Por Dra. Rut Gómez de Segura (Ginecóloga colegiada - 28/2908776).
La progesterona es la hormona responsable de preparar el endometrio para la implantación del embrión y de mantener el desarrollo del feto durante todo el embarazo, especialmente en el primer trimestre.
Repasamos cuál es el papel de esta hormona esteroidea que se sitúa como un elemento clave para conseguir un embarazo.
La progesterona se forma en los ovarios tras la ovulación. Tiene su origen en el cuerpo lúteo del folículo ovárico y su objetivo es preparar el endometrio para que se pueda implantar el embrión. Esta hormona, además, favorece el crecimiento de la placenta, regula la respuesta inmunológica materna para que el cuerpo no rechace al embrión y prepara las glándulas mamarias para que produzcan leche después del parto. A partir de la semana 8-10 la placenta asume la producción de progesterona, asegurando su continuidad durante toda la gestación.
Pero no trabaja sola, lo hace en equilibrio con otras hormonas como los estrógenos, hCG, Prolactina, Oxitocina y Cortisol, entre otras, para asegurar un desarrollo adecuado del feto.

Los niveles de progesterona son fundamentales durante la fase lútea y durante el embarazo. De hecho, que los niveles de progesterona sean bajos durante etapas tempranas, puede aumentar el riesgo de aborto espontáneo. Por eso, en algunas ocasiones, se administra progesterona suplementaria para reforzar su efecto protector.
En reproducción asistida se monitorizan los niveles de progesterona para asegurar que el endometrio está en condiciones óptimas para la implantación. Una mala coordinación entre el embrión y el endometrio por niveles de progesterona inadecuados puede reducir las tasas de éxito.
El papel de la progesterona en los tratamientos de reproducción asistida, como la fecundación in vitro (FIV), es fundamental para que el embarazo se desarrolle sin problemas. Se administra para asegurar que el endometrio esté receptivo y pueda sostener la implantación del embrión, pero también ayuda a prevenir contracciones uterinas que podrían complicar el embarazo.
Por otro lado, los niveles de progesterona pueden alterarse durante la estimulación ovárica que se lleva a cabo durante los tratamientos de reproducción asistida. Por eso, se monitoriza de cerca para asegurar que esté en niveles óptimos.
En general, niveles altos de progesterona no suelen ser dañinos. Sin embargo, el contexto clínico es clave para interpretar su significado.

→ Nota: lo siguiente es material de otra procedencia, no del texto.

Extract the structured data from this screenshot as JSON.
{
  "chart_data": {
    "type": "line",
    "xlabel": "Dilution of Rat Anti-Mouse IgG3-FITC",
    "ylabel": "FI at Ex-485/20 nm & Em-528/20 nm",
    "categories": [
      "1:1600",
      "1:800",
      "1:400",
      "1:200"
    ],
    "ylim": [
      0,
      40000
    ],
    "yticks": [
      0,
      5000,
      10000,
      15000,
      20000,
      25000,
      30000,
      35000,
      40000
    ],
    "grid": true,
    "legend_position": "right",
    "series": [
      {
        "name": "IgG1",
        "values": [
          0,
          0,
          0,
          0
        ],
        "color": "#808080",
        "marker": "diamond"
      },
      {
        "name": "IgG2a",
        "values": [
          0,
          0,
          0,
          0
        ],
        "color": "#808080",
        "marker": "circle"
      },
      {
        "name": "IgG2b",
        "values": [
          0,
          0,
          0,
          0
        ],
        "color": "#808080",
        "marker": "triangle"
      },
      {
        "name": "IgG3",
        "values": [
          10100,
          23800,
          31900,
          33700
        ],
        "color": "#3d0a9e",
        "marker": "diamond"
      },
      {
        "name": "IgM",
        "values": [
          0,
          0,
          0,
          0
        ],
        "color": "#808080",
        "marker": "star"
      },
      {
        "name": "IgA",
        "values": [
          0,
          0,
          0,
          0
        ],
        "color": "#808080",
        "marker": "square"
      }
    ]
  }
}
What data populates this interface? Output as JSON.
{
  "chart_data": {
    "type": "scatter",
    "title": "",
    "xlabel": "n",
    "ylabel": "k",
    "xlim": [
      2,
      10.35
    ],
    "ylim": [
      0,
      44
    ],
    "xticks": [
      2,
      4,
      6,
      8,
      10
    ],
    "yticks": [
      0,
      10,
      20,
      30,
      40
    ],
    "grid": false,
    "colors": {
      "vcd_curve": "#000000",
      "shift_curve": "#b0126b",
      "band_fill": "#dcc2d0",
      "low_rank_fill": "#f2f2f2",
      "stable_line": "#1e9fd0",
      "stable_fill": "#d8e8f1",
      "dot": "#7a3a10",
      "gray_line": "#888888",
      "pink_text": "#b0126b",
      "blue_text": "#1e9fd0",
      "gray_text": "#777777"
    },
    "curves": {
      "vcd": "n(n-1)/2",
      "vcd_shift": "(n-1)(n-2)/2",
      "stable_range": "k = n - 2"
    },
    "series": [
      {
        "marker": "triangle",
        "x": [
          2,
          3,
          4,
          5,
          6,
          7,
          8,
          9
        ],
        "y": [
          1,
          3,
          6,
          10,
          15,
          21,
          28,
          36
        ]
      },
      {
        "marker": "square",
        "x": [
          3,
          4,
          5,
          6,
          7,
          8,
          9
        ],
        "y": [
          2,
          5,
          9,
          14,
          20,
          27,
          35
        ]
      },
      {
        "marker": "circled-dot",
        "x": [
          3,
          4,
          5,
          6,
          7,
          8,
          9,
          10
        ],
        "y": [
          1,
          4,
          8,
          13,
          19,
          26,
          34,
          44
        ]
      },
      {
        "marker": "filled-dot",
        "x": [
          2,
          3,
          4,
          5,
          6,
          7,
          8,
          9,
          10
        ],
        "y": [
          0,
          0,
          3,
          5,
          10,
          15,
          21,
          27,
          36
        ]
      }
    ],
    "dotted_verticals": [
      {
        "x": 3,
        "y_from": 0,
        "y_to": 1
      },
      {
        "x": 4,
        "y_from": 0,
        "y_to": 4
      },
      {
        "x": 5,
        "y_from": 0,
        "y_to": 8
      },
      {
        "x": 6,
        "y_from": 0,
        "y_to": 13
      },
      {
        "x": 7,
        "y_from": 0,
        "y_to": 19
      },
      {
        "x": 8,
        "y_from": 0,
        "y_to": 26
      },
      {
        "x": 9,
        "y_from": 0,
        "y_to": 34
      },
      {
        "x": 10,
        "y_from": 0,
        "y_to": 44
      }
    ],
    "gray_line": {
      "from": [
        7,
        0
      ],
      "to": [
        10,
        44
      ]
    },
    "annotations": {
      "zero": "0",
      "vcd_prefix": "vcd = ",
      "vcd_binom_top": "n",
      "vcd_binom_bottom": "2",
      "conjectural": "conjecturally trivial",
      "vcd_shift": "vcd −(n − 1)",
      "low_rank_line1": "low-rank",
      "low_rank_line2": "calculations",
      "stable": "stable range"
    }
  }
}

Un nivel elevado de progesterona puede deberse, además de al embarazo, al uso de medicamentos hormonales, a la presencia de quistes funcionales ováricos, a una hiperplasia suprarrenal o, incluso, a tumores productores de progesterona, como los ováricos o adrenales.
El tratamiento dependerá de la causa subyacente, que puede incluir la regulación hormonal, cambios en la medicación o tratamientos específicos según la condición diagnosticada.
Los niveles bajos de progesterona pueden ser causados por diferentes circunstancias, como una insuficiencia del cuerpo lúteo (lo que puede dificultar la implantación del embrión), anovulación, estrés crónico o problemas de tiroides.
Para tratarlo, se pueden incluir suplementos de progesterona en diferentes formas (orales, inyectables, vaginales) o ajustes en la dieta y estilo de vida para mejorar la producción hormonal de forma natural.

Normalmente, se realiza en la fase lútea del ciclo menstrual (entre los días 21 y 28 del ciclo menstrual) para evaluar si se ha llevado a cabo la ovulación. Se realiza un análisis de sangre y ayuda a diagnosticar trastornos hormonales o problemas de fertilidad.
Los niveles normales de progesterona varían según la fase del ciclo menstrual:
En fertilidad, es habitual monitorizar los niveles de progesterona durante la estimulación ovárica y antes de la transferencia embrionaria. Incluso puede ser necesario hacer mediciones el día del test de embarazo.
La progesterona se puede administrar de varias formas en función de la necesidad de cada paciente. Puede ser por vía oral (en forma de comprimidos), vía vaginal con geles para absorción local o cápsulas, progesterona inyectable en aceite para liberación prolongada o a través de cremas o geles aplicados sobre la piel.
Tomar progesterona es seguro, pero siempre bajo supervisión médica. La progesterona es una hormona que el cuerpo produce naturalmente, pero a veces es necesario suministrarla de forma sintética. Su uso puede provocar fatiga o somnolencia, cambios de humor o retención de líquidos, así como sensibilidad en los senos, mareo o náuseas. No obstante, sus beneficios siempre son mayores que los riesgos.
Como con cualquier tratamiento hormonal, es importante seguir las indicaciones del médico y comunicar cualquier síntoma inesperado para ajustar la dosis o el método de administración si fuera necesario.